Prior to this work, Bedrock’s CI/CD pipeline involved Github, Gitlab and CircleCI. We were mirroring from Github to Gitlab to benefit from Gitlab’s CI tooling for our functional integration tests, including private (i.e. Mozilla-managed) runners.

Additionally, we were using a third party (CircleCI) to run our Python and JS unit tests.

Since then, two things have changed:

  1. Github Actions (GHA) have arrived

  2. We are now able to use private runners with GHA

Decision

We will move our CI/CD pipeline from being a combination of Github + Gitlab + CircleCI to just Github, using GHA.

This will mean:

  1. The mirroring to Gitlab will no longer be necessary.

  2. Unit tests move from CircleCI to GHA. They will continue to be run on every PR raised against mozilla/bedrock.

  3. Functional/integration tests move from Gitlab to GHA. They will still be triggered by a successful deployment to dev/test/stage/prod.
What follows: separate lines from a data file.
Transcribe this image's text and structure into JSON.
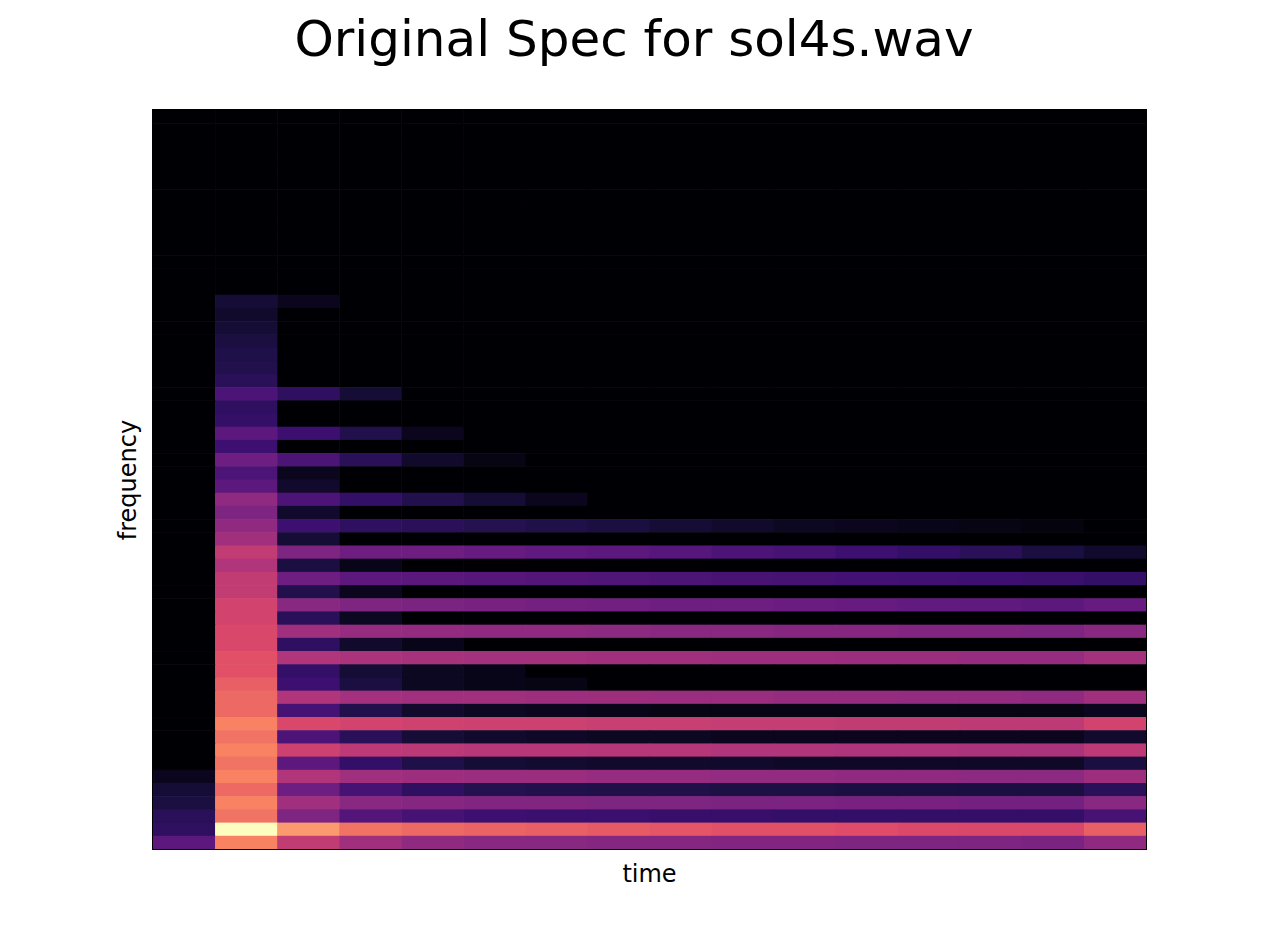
{
  "chart_data": {
    "type": "heatmap",
    "title": "Original Spec for sol4s.wav",
    "x_label": "time",
    "y_label": "frequency",
    "tick_labels": false,
    "cells": [
      [
        0,
        0,
        0,
        0,
        0,
        0,
        0,
        0,
        0,
        0,
        0,
        0,
        0,
        0,
        0,
        0
      ],
      [
        0,
        0,
        0,
        0,
        0,
        0,
        0,
        0,
        0,
        0,
        0,
        0,
        0,
        0,
        0,
        0
      ],
      [
        0,
        0,
        0,
        0,
        0,
        0,
        0,
        0,
        0,
        0,
        0,
        0,
        0,
        0,
        0,
        0
      ],
      [
        0,
        0,
        0,
        0,
        0,
        0,
        0,
        0,
        0,
        0,
        0,
        0,
        0,
        0,
        0,
        0
      ],
      [
        0,
        0,
        0,
        0,
        0,
        0,
        0,
        0,
        0,
        0,
        0,
        0,
        0,
        0,
        0,
        0
      ],
      [
        0,
        0,
        0,
        0,
        0,
        0,
        0,
        0,
        0,
        0,
        0,
        0,
        0,
        0,
        0,
        0
      ],
      [
        0,
        0,
        0,
        0,
        0,
        0,
        0,
        0,
        0,
        0,
        0,
        0,
        0,
        0,
        0,
        0
      ],
      [
        0,
        0,
        0,
        0,
        0,
        0,
        0,
        0,
        0,
        0,
        0,
        0,
        0,
        0,
        0,
        0
      ],
      [
        0,
        0,
        0,
        0,
        0,
        0,
        0,
        0,
        0,
        0,
        0,
        0,
        0,
        0,
        0,
        0
      ],
      [
        0,
        0,
        0,
        0,
        0,
        0,
        0,
        0,
        0,
        0,
        0,
        0,
        0,
        0,
        0,
        0
      ],
      [
        0,
        0,
        0,
        0,
        0,
        0,
        0,
        0,
        0,
        0,
        0,
        0,
        0,
        0,
        0,
        0
      ],
      [
        0,
        0,
        0,
        0,
        0,
        0,
        0,
        0,
        0,
        0,
        0,
        0,
        0,
        0,
        0,
        0
      ],
      [
        0,
        0,
        0,
        0,
        0,
        0,
        0,
        0,
        0,
        0,
        0,
        0,
        0,
        0,
        0,
        0
      ],
      [
        0,
        0,
        0,
        0,
        0,
        0,
        0,
        0,
        0,
        0,
        0,
        0,
        0,
        0,
        0,
        0
      ],
      [
        0,
        10,
        5,
        0,
        0,
        0,
        0,
        0,
        0,
        0,
        0,
        0,
        0,
        0,
        0,
        0
      ],
      [
        0,
        8,
        0,
        0,
        0,
        0,
        0,
        0,
        0,
        0,
        0,
        0,
        0,
        0,
        0,
        0
      ],
      [
        0,
        10,
        0,
        0,
        0,
        0,
        0,
        0,
        0,
        0,
        0,
        0,
        0,
        0,
        0,
        0
      ],
      [
        0,
        12,
        0,
        0,
        0,
        0,
        0,
        0,
        0,
        0,
        0,
        0,
        0,
        0,
        0,
        0
      ],
      [
        0,
        14,
        0,
        0,
        0,
        0,
        0,
        0,
        0,
        0,
        0,
        0,
        0,
        0,
        0,
        0
      ],
      [
        0,
        15,
        0,
        0,
        0,
        0,
        0,
        0,
        0,
        0,
        0,
        0,
        0,
        0,
        0,
        0
      ],
      [
        0,
        18,
        0,
        0,
        0,
        0,
        0,
        0,
        0,
        0,
        0,
        0,
        0,
        0,
        0,
        0
      ],
      [
        0,
        30,
        20,
        10,
        0,
        0,
        0,
        0,
        0,
        0,
        0,
        0,
        0,
        0,
        0,
        0
      ],
      [
        0,
        20,
        0,
        0,
        0,
        0,
        0,
        0,
        0,
        0,
        0,
        0,
        0,
        0,
        0,
        0
      ],
      [
        0,
        22,
        0,
        0,
        0,
        0,
        0,
        0,
        0,
        0,
        0,
        0,
        0,
        0,
        0,
        0
      ],
      [
        0,
        35,
        25,
        15,
        5,
        0,
        0,
        0,
        0,
        0,
        0,
        0,
        0,
        0,
        0,
        0
      ],
      [
        0,
        25,
        0,
        0,
        0,
        0,
        0,
        0,
        0,
        0,
        0,
        0,
        0,
        0,
        0,
        0
      ],
      [
        0,
        40,
        30,
        18,
        8,
        3,
        0,
        0,
        0,
        0,
        0,
        0,
        0,
        0,
        0,
        0
      ],
      [
        0,
        30,
        5,
        0,
        0,
        0,
        0,
        0,
        0,
        0,
        0,
        0,
        0,
        0,
        0,
        0
      ],
      [
        0,
        35,
        8,
        0,
        0,
        0,
        0,
        0,
        0,
        0,
        0,
        0,
        0,
        0,
        0,
        0
      ],
      [
        0,
        50,
        30,
        22,
        15,
        10,
        5,
        0,
        0,
        0,
        0,
        0,
        0,
        0,
        0,
        0
      ],
      [
        0,
        45,
        8,
        0,
        0,
        0,
        0,
        0,
        0,
        0,
        0,
        0,
        0,
        0,
        0,
        0
      ],
      [
        0,
        50,
        25,
        20,
        18,
        16,
        14,
        12,
        10,
        8,
        6,
        5,
        4,
        3,
        2,
        0
      ],
      [
        0,
        55,
        10,
        0,
        0,
        0,
        0,
        0,
        0,
        0,
        0,
        0,
        0,
        0,
        0,
        0
      ],
      [
        0,
        65,
        45,
        40,
        40,
        38,
        36,
        35,
        33,
        30,
        28,
        25,
        22,
        18,
        12,
        8
      ],
      [
        0,
        60,
        12,
        4,
        0,
        0,
        0,
        0,
        0,
        0,
        0,
        0,
        0,
        0,
        0,
        0
      ],
      [
        0,
        65,
        40,
        35,
        34,
        33,
        32,
        31,
        30,
        29,
        28,
        27,
        26,
        25,
        24,
        22
      ],
      [
        0,
        65,
        15,
        5,
        0,
        0,
        0,
        0,
        0,
        0,
        0,
        0,
        0,
        0,
        0,
        0
      ],
      [
        0,
        70,
        48,
        45,
        44,
        43,
        42,
        41,
        40,
        40,
        39,
        38,
        37,
        36,
        35,
        38
      ],
      [
        0,
        70,
        18,
        6,
        0,
        0,
        0,
        0,
        0,
        0,
        0,
        0,
        0,
        0,
        0,
        0
      ],
      [
        0,
        72,
        55,
        52,
        51,
        50,
        50,
        49,
        48,
        48,
        47,
        47,
        46,
        46,
        45,
        48
      ],
      [
        0,
        72,
        20,
        8,
        4,
        0,
        0,
        0,
        0,
        0,
        0,
        0,
        0,
        0,
        0,
        0
      ],
      [
        0,
        75,
        60,
        58,
        57,
        56,
        56,
        55,
        55,
        54,
        54,
        53,
        53,
        52,
        52,
        56
      ],
      [
        0,
        75,
        22,
        10,
        6,
        4,
        0,
        0,
        0,
        0,
        0,
        0,
        0,
        0,
        0,
        0
      ],
      [
        0,
        78,
        25,
        12,
        6,
        4,
        3,
        0,
        0,
        0,
        0,
        0,
        0,
        0,
        0,
        0
      ],
      [
        0,
        80,
        60,
        56,
        55,
        55,
        54,
        54,
        53,
        53,
        52,
        52,
        51,
        51,
        50,
        55
      ],
      [
        0,
        80,
        28,
        15,
        8,
        6,
        5,
        4,
        3,
        3,
        3,
        3,
        3,
        3,
        3,
        5
      ],
      [
        0,
        85,
        72,
        70,
        69,
        68,
        68,
        67,
        67,
        66,
        66,
        65,
        65,
        64,
        64,
        70
      ],
      [
        0,
        82,
        30,
        18,
        10,
        8,
        7,
        6,
        6,
        5,
        5,
        5,
        5,
        5,
        5,
        8
      ],
      [
        0,
        85,
        68,
        64,
        63,
        62,
        62,
        61,
        61,
        60,
        60,
        59,
        59,
        58,
        58,
        64
      ],
      [
        0,
        82,
        35,
        22,
        14,
        10,
        9,
        8,
        8,
        8,
        7,
        7,
        7,
        7,
        7,
        12
      ],
      [
        5,
        85,
        60,
        55,
        54,
        53,
        53,
        52,
        52,
        51,
        51,
        50,
        50,
        49,
        49,
        54
      ],
      [
        10,
        80,
        40,
        28,
        20,
        16,
        15,
        14,
        14,
        13,
        13,
        12,
        12,
        12,
        12,
        18
      ],
      [
        12,
        85,
        55,
        48,
        47,
        46,
        46,
        45,
        45,
        44,
        44,
        43,
        43,
        42,
        42,
        48
      ],
      [
        18,
        82,
        45,
        32,
        28,
        25,
        24,
        24,
        23,
        23,
        22,
        22,
        22,
        22,
        22,
        28
      ],
      [
        20,
        98,
        88,
        82,
        80,
        79,
        78,
        77,
        76,
        75,
        75,
        74,
        73,
        72,
        72,
        78
      ],
      [
        35,
        85,
        65,
        55,
        50,
        48,
        48,
        47,
        47,
        46,
        46,
        45,
        45,
        45,
        44,
        50
      ]
    ]
  }
}
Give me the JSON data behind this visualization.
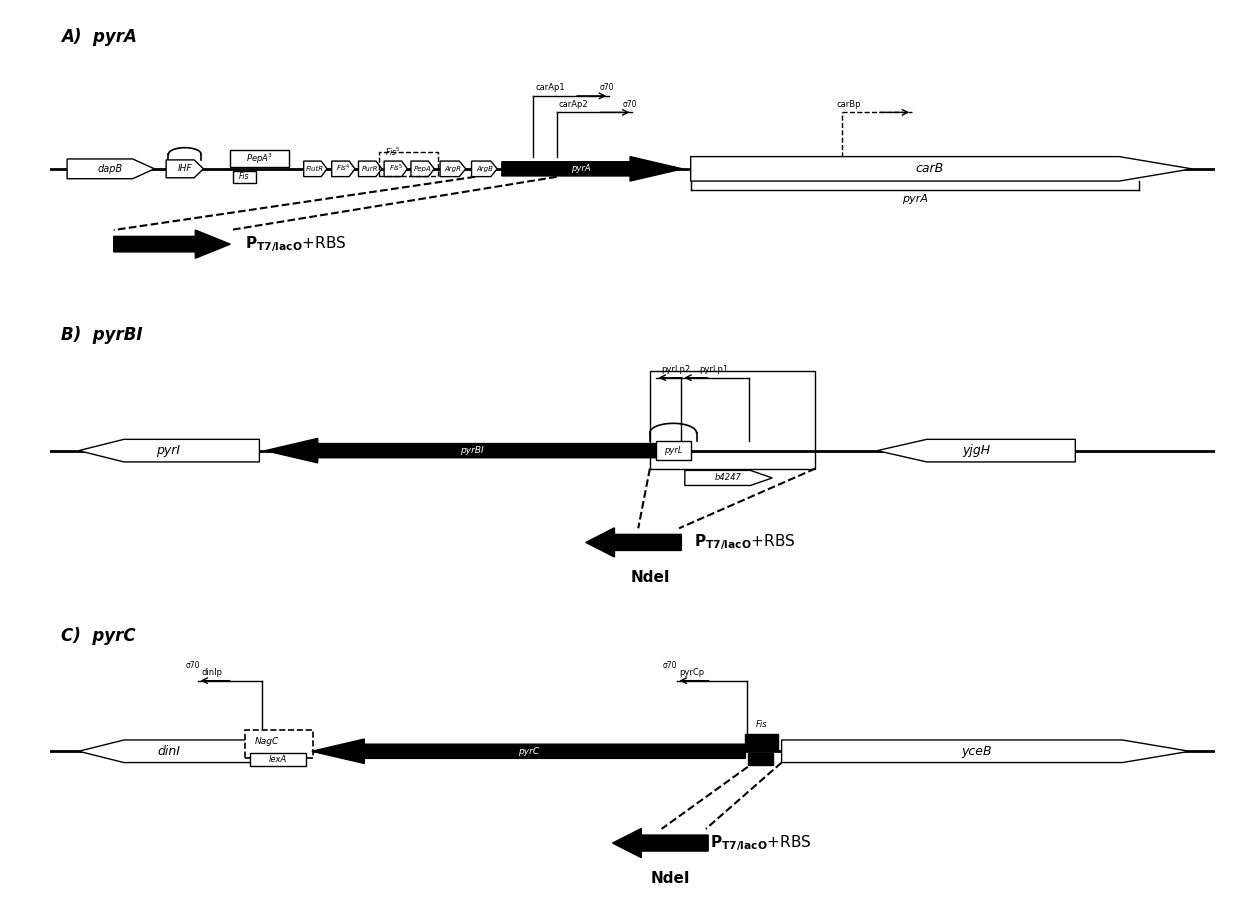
{
  "panel_A_title": "A)  pyrA",
  "panel_B_title": "B)  pyrBI",
  "panel_C_title": "C)  pyrC",
  "bg_color": "#ffffff"
}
This work will be carried out in parallel with changes to how our deployment pipeline works, as that side is also being moved out of Gitlab and into GHA + GCP. When a deployment succeeds, a GHA in the deployment repo will trigger a GHA in mozilla/bedrock, which will then run the functional integration tests.

Consequences

Pros

  • We’re no longer mirroring from Github to Gitlab, which will make understanding the deployment pipeline easier for new (and current) developers

  • We will no longer have Gitlab in our pipeline, removing a potential point of failure that could block releases

  • We can still use private runners for our functional integration tests and more (just via GHA instead of Gitlab), giving us control over security and machine resource spec

Cons

  • There’s a risk that there will still be new race conditions or CI kick-off failures if the webhook from the deployment repo to mozilla/bedrock fails.

  • We will not all get visibility of a failed webhook ping from the deployment repo’s GHA, because that’s locked down to be private. We can mitigate this risk with a sensible pattern of Slack notifications (e.g. Start, Success, Failure), so a missing notification will itself be a significant thing.